Sunday, December 24, 2006

 
another depressing post, I'm afraid: the teensy tiny hole on the surgical incision line has pretty much gone, because it has been replaced by a gap in my actual skin the size of a penny (American, not the old Australian ones, thank goodness.). What do I mean by a gap in my skin? I mean there is no skin there, just a bit of (erk) muscle visible. and of course this has developed over the past week and gradually curtailed my activities, so now it's Xmas eve and I have no dr appointment, a main dr on leave until Feb, a locum dr on holiday until the middle of next week, a strange burning sensation like I might be getting an infection (I have antibiotics, haven't started them yet), the prospect of surgery, a heap of (paid) work to do that will only aggravate thing but must be done, a rental flat to set up that I can't move things into or clean myself, and a massive bout of despair which is of course aimed at dh who has been working long hours and now is on holiday but has shopping and relaxing of his own to do. and the kid gets short shrift if he comes within a mile of my wound, or indeed bugs me when I'm busy feeling sorry for myself.

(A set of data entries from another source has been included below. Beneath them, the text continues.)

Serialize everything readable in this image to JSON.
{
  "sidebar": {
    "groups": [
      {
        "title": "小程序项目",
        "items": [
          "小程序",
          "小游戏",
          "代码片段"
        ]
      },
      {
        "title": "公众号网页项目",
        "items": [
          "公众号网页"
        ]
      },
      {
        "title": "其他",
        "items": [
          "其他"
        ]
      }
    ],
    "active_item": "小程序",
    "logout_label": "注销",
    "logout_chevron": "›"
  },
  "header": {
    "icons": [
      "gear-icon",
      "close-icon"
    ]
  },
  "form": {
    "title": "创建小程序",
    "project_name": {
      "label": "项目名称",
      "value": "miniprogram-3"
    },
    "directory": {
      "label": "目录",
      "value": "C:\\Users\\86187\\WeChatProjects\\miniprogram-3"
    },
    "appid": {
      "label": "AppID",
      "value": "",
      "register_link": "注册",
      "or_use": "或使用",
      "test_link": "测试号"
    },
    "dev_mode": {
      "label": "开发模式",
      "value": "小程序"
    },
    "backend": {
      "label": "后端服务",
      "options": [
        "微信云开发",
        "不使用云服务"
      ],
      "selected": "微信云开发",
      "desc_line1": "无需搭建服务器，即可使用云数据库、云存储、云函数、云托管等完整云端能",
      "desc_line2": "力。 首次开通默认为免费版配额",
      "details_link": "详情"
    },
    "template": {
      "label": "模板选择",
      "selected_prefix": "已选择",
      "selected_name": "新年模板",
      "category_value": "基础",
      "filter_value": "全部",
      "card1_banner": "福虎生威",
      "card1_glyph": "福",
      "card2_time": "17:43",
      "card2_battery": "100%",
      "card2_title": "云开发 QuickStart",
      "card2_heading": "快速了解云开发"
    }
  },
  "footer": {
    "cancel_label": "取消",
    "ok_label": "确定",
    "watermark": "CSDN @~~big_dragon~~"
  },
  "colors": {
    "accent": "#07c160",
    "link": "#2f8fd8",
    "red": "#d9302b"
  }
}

so I will almost certainly lose this implant and face a) a three-year, prosthesis-using, wait, potentially, until it's safe to use stomach muscle or b) the strange and not-very-attractive prospect of using back muscle. or of course giving up the baby idea and using stomach muscle and fat, of which there is plenty due to forced inactivity this past eight months, now, or at least in Feb when dr returns (and when I'll have the flat happening and another bout of work.)

fucking radiotherapy. it had darn well better have saved my life is all I can say, to make all this worthwhile.


A: believes in Santa and would naturally believe in God if we told him there was one; came into our room to give me a teddy at 1 or 2 am last night, followed by a visit to ask what my favourite colour was; says "Wow" and means it whenever he sees something cool; still naps in the afternoon at three years old, thank (non-existent) God; is partially toilet trained, but not so much I'd dare leave his nappy off; measures things with a measuring tape and says confidently "thirty dollars"; is a sweetheart and a cuddlepuss and a naughty rabbit and I love him.

Comments:
I hope you can get it sorted out soon and don't have to give up your dream of another child. Wishing for you this Christmas that the pain stops, the hole somehow closes on it's own and you get to spend lots of time listening to your son's wonderful ways. (that did make me smile). Thinking of you.